Nos résultats montrent que les éléphants des forêts (Loxodonta cyclotis), en réduisant le nombre de petits arbres, modifient les conditions forestières permettant aux arbres de devenir plus grands et favorisant les arbres à « bois dur » qui stockent plus de carbone. Ces résultats impliquent que les grands herbivores jouent un rôle important dans la dynamique à long terme des forêts tropicales. Dans toute l’Afrique centrale, l' »effet éléphant » augmente les stocks de carbone de surface de 3 milliards de tonnes. Indirectement, les éléphants contribuent à réduire le CO2 atmosphérique, et nous aident à lutter contre le réchauffement climatique. Cependant, l’effondrement des populations d’éléphants de forêt, principalement causé par le braconnage pour l’ivoire, nous prive d’un formidable ingénieur des écosystèmes, qui est également important pour distribuer les nutriments et planter les graines des futures générations d’arbres. La conservation de cette espèce est en partie entravée par sa classification comme sous-espèce de l’éléphant d’Afrique (Loxodonta africana). Nos résultats apportent une preuve supplémentaire du rôle important et unique des éléphants de forêt dans les forêts pluviales d’Afrique centrale.

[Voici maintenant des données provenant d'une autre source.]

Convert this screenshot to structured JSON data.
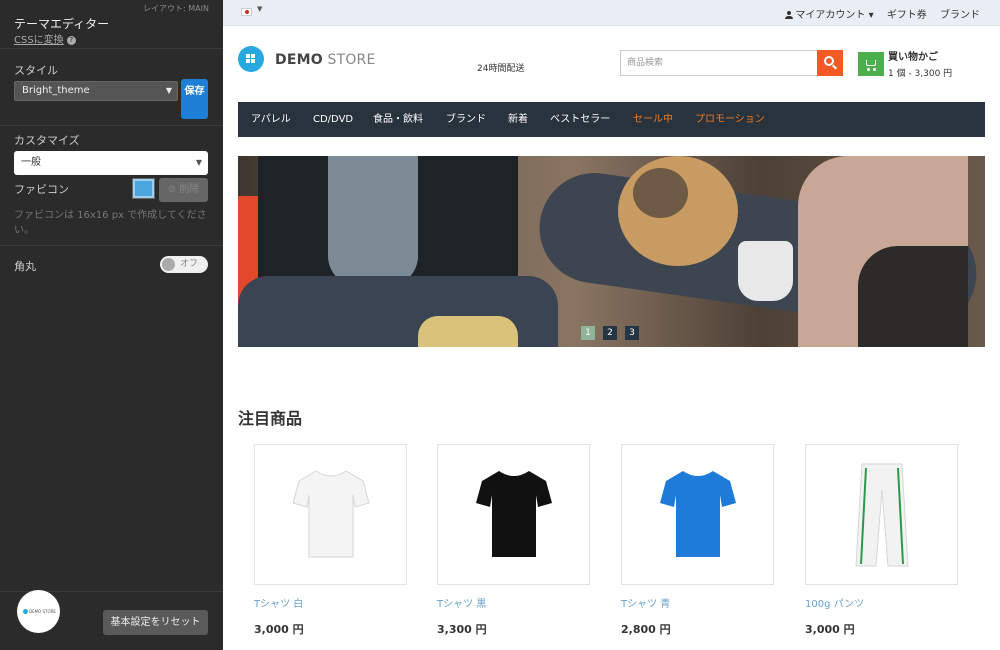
{
  "editor": {
    "layout_label": "レイアウト: MAIN",
    "title": "テーマエディター",
    "css_link": "CSSに変換",
    "style_label": "スタイル",
    "style_value": "Bright_theme",
    "save_label": "保存",
    "customize_label": "カスタマイズ",
    "customize_value": "一般",
    "favicon_label": "ファビコン",
    "delete_label": "削除",
    "favicon_hint": "ファビコンは 16x16 px で作成してください。",
    "rounded_label": "角丸",
    "toggle_value": "オフ",
    "toggle_on": false,
    "badge_text": "DEMO STORE",
    "reset_label": "基本設定をリセット"
  },
  "store": {
    "top_links": {
      "account": "マイアカウント",
      "gift": "ギフト券",
      "brand": "ブランド"
    },
    "logo": {
      "part1": "DEMO",
      "part2": " STORE"
    },
    "delivery": "24時間配送",
    "search_placeholder": "商品検索",
    "cart": {
      "title": "買い物かご",
      "summary": "1 個 - 3,300 円"
    },
    "nav": [
      {
        "label": "アパレル"
      },
      {
        "label": "CD/DVD"
      },
      {
        "label": "食品・飲料"
      },
      {
        "label": "ブランド"
      },
      {
        "label": "新着"
      },
      {
        "label": "ベストセラー"
      },
      {
        "label": "セール中"
      },
      {
        "label": "プロモーション"
      }
    ],
    "slider": {
      "pages": [
        "1",
        "2",
        "3"
      ],
      "active": "1"
    },
    "featured_title": "注目商品",
    "products": [
      {
        "name": "Tシャツ 白",
        "price": "3,000 円",
        "color": "#f4f4f4"
      },
      {
        "name": "Tシャツ 黒",
        "price": "3,300 円",
        "color": "#111111"
      },
      {
        "name": "Tシャツ 青",
        "price": "2,800 円",
        "color": "#1e7bd8"
      },
      {
        "name": "100g パンツ",
        "price": "3,000 円",
        "color": "#f2f2f2"
      }
    ]
  },
  "colors": {
    "accent": "#1e7fd6",
    "search": "#f15a24",
    "cart": "#4cae4c",
    "nav_bg": "#28333d",
    "nav_highlight": "#f47b20"
  },
  "icons": [
    "help-icon",
    "chevron-down-icon",
    "collapse-left-icon",
    "flag-japan-icon",
    "user-icon",
    "search-icon",
    "cart-icon",
    "logo-icon"
  ]
}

L’histoire derrière le papier : Lorsque je suis arrivé à l’Université de Tuscia pour mon doctorat, le mot m’a précédé au sujet du » gars des éléphants « , et ce n’était pas à cause de mon poids 😊. L’université, située à Viterbo près de Rome, était probablement le dernier endroit sur terre où quelqu’un irait étudier les éléphants de forêt. Le coordinateur du programme de doctorat m’a fortement suggéré d' »oublier les éléphants » et de travailler sur un autre projet départemental qui était entièrement financé. J’ai refusé poliment, ce qui a provoqué un remaniement interne compliqué qui a fait que j’ai eu non pas un, mais deux directeurs de thèse, qui ont eu la gentillesse de résoudre le problème. Pas le début le plus doux pour mon doctorat…
Mon intérêt initial portait sur les effets à long terme de la dispersion des graines par les éléphants de forêt. Ayant un financement limité, je ne pouvais pas aller au Congo pour observer les éléphants et collecter des données, je devais donc trouver des alternatives. Par chance, Stephen Blake et François Bretagnolle, qui avaient étudié les éléphants dans différents sites du bassin du Congo, m’ont fourni leurs précieuses données, mais je ne savais pas comment les utiliser pour ma question de recherche. Après avoir rendu visite à François en France, j’étais toujours en difficulté et je devais terminer ma thèse de doctorat en moins d’un an. Mon instinct me disait de suivre une idée dont Christopher Doughty et moi avions discuté bien plus tôt à Oxford….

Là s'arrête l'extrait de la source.